The house on the far left of the first two photos (348 West 31st Street) and at least its next two neighbors to the east are still there. The houses that were demolished in 1923 have been replaced by the 8-story steel-frame loft Pennman Building. The houses further west were replaced in 1931 by another steel-framed loft building. Finally, current day, via Street View:

The building on the right is the 1931 loft, the 1924 building that started the cycle is in the middle, then we have a 1972 garage covered in a cross between chain-link fence and mosquito netting, and then, at the end of the block, a 1953 office building/school.

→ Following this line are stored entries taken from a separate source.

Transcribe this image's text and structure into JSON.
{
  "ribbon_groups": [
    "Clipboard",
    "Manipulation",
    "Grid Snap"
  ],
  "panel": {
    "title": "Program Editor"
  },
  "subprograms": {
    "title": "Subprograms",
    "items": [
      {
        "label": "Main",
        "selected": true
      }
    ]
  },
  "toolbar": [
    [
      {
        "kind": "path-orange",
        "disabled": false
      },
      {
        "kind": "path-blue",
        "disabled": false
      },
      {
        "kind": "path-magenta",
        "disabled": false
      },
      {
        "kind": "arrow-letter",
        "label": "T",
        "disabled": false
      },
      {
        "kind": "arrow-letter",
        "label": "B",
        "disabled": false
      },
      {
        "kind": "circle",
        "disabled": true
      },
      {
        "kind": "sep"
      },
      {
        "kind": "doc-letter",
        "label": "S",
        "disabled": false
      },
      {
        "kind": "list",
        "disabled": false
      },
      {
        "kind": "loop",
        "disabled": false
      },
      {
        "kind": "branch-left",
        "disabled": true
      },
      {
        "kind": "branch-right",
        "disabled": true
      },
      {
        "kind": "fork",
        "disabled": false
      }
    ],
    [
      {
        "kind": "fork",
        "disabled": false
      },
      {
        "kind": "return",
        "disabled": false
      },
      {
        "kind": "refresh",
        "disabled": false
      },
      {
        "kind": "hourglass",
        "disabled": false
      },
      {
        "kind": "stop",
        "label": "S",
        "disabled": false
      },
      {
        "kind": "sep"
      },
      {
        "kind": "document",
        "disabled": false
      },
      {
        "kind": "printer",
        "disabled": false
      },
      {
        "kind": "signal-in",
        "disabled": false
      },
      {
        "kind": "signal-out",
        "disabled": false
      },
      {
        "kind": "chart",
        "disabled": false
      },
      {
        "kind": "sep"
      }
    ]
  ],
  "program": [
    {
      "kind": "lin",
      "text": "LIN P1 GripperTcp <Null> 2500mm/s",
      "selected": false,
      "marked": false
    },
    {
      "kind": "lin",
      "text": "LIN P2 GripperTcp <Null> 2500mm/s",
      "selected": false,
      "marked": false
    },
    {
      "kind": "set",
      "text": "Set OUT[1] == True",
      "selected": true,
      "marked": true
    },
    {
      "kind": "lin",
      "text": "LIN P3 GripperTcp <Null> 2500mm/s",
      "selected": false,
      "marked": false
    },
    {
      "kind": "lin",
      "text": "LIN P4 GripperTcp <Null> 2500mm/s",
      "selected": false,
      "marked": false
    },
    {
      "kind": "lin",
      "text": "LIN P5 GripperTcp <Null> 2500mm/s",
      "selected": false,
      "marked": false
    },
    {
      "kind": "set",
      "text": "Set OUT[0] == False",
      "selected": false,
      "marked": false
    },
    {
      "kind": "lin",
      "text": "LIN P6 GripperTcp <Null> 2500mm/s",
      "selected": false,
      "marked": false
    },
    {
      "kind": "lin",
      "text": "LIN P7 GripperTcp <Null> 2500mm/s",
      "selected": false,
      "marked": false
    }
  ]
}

In other words, an entire blockfront of rowhouses was piecemeal removed and replaced by utilitarian buildings. The earthquake that cause this upheaval is across Eighth Avenue on the north side of 31st Street: Pennsylvania Station. The construction of the 1910 station didn’t have as big an effect on this neighborhood as Grand Central did on Midtown East, and the effect was mostly east of the station, on Seventh Avenue, where, for example, the Hotel Pennsylvania was built. But the 1914 completion of the new General Post Office for New York, on the west side of Eighth Avenue, to replace the cramped old GPO at Broadway and Park Row, help speed the industrialization of the west 30s. This blockfront of rowhouses was, after 1914, facing the south wall of the massive post office rather than the houses that had previously been on the north side of 31st Street. The result may not have been inevitable, but if not it was close.